Why did I think like this? Chambers clearly wanted to focus everyone's eyes on the company's positives, pitching it as the major player in a growing and evolving tech industry, as opposed to the bruised dog getting eaten alive by rabid younger pups. I am receiving considerable interest in a Cisco-related tweet released by Belus Capital Advisors prior to the earnings announcement. Unfortunately, I am unable to share details, but here is the tweet:

Belus

Four Impressions From Cisco's Earnings

Don't buy the stock. There are better opportunities in tech land. Allow Cisco's CFO to pour the company's free cash flow into buying the stock at seemingly inflated levels. Here are my reasons:

  1. U.S. business led the sales declines. That is disturbing on multiple fronts because it's obvious the business is continuing to have profound difficulty thwarting competitors.
  2. Cisco delivered the results "we expected," according to Chambers. So Cisco delivered up to its own subpar expectations, gotcha. That does not make a case for higher price-to-earnings ratio (P/E) multiple or earnings growth assumptions.
  3. Chambers noted he is "pleased with the process we have made in managing through tech transitions." Yeah, well, that doesn't fit too snugly with the "Internet of Everything" speech shared a couple weeks ago.
  4. "Current financials are strong," stated Cisco. Problem: The company is not strengthening.

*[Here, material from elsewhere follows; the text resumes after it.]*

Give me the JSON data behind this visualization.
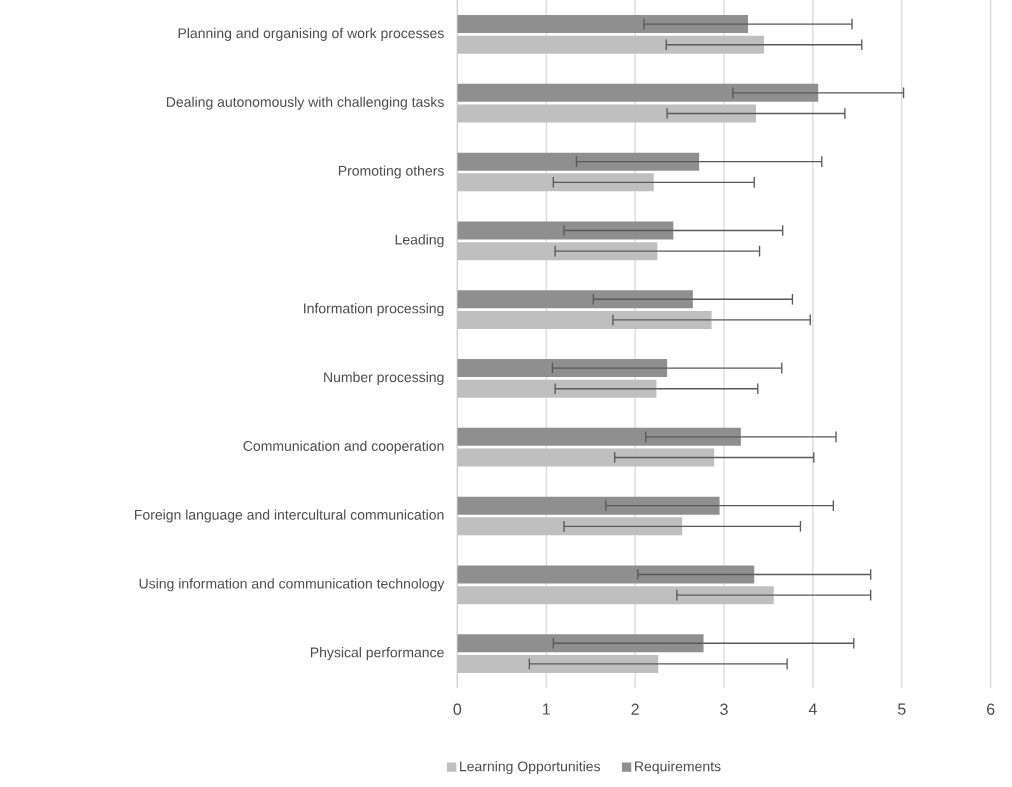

Why Retail Sales Will Be Quite Cold

Retail sales day is here, so be excited! Actually, hold the enthusiasm. The figures are likely to be ice cold (other than at home improvement centers). Watch how consumer discretionary stocks trade on the softness of the report for any indication of a tradable bottom in the sector, which will have to be sold in front of pretty bad earnings outlooks shortly.

  1. Weather is a major force as mall openings have been delayed for snow removal and are also closing early ahead of major storms.
  2. Clearance activity on early spring now well under way, and that is being mixed with still leftover holiday merchandise.
  3. High margin parts of stores, for example, women's apparel at a J.C. Penney JCP entrance, continue to be on perpetual discount -- even during peak weekend shopping periods.